Boyle attorney applies for new ‘rocket docket’ grant
New Boyle County Attorney Chris Herron says he has applied for a $15,000 grant for a “rocket docket” program in Boyle County.
The county has previously had a rocket docket program, but Herron said he doesn’t believe the county reapplied for funding in 2018. Now, he hopes to land a new rocket docket grant from the Prosecutors Advisory Council in 2019.
Herron said he got the application in on the last day before the window closed — Friday, Jan. 11. He had taken office the Monday before, so he had to act swiftly. Before he filed the application, he said he met with Circuit Court Judge Darren Peckler and Commonwealth’s Attorney Richie Bottoms because “there was no use applying” if Peckler wasn’t interested in using the program.
Herron said the meeting went well and Peckler gave him enough positive feedback that he filed the application. He doesn’t yet know when he might hear if Boyle County will receive the funding.
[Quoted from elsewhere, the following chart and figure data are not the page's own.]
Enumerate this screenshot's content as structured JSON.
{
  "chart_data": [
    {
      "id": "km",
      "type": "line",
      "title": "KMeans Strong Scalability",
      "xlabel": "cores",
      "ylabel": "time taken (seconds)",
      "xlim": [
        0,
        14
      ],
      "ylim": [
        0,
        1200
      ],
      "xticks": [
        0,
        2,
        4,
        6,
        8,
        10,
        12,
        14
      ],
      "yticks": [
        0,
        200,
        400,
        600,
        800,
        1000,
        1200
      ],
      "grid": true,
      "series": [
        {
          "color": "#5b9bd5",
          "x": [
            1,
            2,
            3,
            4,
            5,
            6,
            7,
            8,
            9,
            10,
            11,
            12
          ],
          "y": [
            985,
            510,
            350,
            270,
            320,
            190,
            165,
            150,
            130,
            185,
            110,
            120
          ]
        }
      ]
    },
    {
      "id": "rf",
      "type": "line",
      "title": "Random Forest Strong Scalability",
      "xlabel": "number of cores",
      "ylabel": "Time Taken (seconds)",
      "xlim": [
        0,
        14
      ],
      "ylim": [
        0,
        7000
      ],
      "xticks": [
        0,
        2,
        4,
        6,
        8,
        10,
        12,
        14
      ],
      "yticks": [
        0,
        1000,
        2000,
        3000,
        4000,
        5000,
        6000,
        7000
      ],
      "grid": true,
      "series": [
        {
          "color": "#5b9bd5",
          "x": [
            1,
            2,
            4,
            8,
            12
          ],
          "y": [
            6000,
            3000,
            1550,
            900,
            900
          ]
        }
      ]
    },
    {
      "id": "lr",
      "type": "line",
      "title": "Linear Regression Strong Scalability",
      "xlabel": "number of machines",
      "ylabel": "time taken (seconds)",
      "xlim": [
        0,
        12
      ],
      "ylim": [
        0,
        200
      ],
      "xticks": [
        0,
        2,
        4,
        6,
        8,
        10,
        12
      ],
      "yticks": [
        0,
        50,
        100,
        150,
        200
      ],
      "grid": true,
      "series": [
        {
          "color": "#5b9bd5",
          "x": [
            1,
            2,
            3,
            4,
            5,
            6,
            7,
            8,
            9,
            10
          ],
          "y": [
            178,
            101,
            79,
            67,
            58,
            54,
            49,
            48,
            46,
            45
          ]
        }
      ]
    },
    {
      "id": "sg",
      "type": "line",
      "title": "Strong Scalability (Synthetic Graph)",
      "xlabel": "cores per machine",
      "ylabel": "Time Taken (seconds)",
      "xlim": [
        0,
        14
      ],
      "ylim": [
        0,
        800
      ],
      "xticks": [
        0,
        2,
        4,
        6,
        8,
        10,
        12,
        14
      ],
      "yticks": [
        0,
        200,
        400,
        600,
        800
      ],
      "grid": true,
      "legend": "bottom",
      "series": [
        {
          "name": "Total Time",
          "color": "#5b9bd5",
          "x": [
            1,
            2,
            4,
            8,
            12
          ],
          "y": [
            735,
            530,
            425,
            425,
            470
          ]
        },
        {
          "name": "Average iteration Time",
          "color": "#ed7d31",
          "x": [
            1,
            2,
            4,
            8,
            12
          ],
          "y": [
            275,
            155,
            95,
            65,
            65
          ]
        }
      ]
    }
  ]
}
Even if Boyle doesn’t get the grant, however, Herron said he would like to implement a more limited rocket docket program. The $15,000 grant would pay for extra hours of work by the county attorney’s staff to process the additional paperwork.
Rocket docket programs are intended to speed up criminal case processing by allowing defendants to plead guilty more quickly and resolve cases, potentially lightening caseloads on the judicial system. Herron said his rocket docket program would specifically target drug-related cases in hopes of moving defendants out of the criminal justice system and into treatment as quickly as possible.
The rocket docket program could potentially cut what is currently a “three-or four-month process” for a drug case down to a matter of weeks, Herron said.
Once someone in the program bypassed grand jury indictment and pleaded guilty, they would hopefully be offered diversion by entering a drug treatment program, Herron said. Once they completed drug treatment, they could be released under terms often called “five for five” — they would have “five years in prison hanging over their heads” for five years, an incentive not to return to drugs or crime, Herron said.
If a participant makes it all five years, they could have the charge against them dismissed.
Herron said he hopes as many as 50-75 people could utilize the program every year.
Boyle County last launched a rocket docket program in the fall of 2017. The county received a $15,000 grant at that time, as well, according to news archives.
Then-Boyle County Attorney Lynne Dean, whom Herron defeated in November’s general election, said at the time she had received “the OK” from Peckler to implement the program.
Dean said the rocket docket program would “start small and (we’ll) see how it goes,” but she was optimistic because “(District) Judge (Jeff) Dotson and Judge Peckler are both willing to participate in that program, which is a huge deal.”
Dean said she hoped her rocket docket program could help speed up as many as 120 cases a year.
According to a recently completed study of the local criminal justice system and jail, the rocket docket program “was intended to expedite the adjudicatory process for certain cases.” But after the program was created in the fall of 2017, Peckler signed an order requiring bench warrants with no bond for all individuals who are selected for the rocket docket program.
“As a result, the rocket docket has been very minimally utilized,” the report states. “Interviews of attorneys in Boyle County found that they discourage their clients from pursuing the rocket docket options.”
Peckler could not be reached for comment.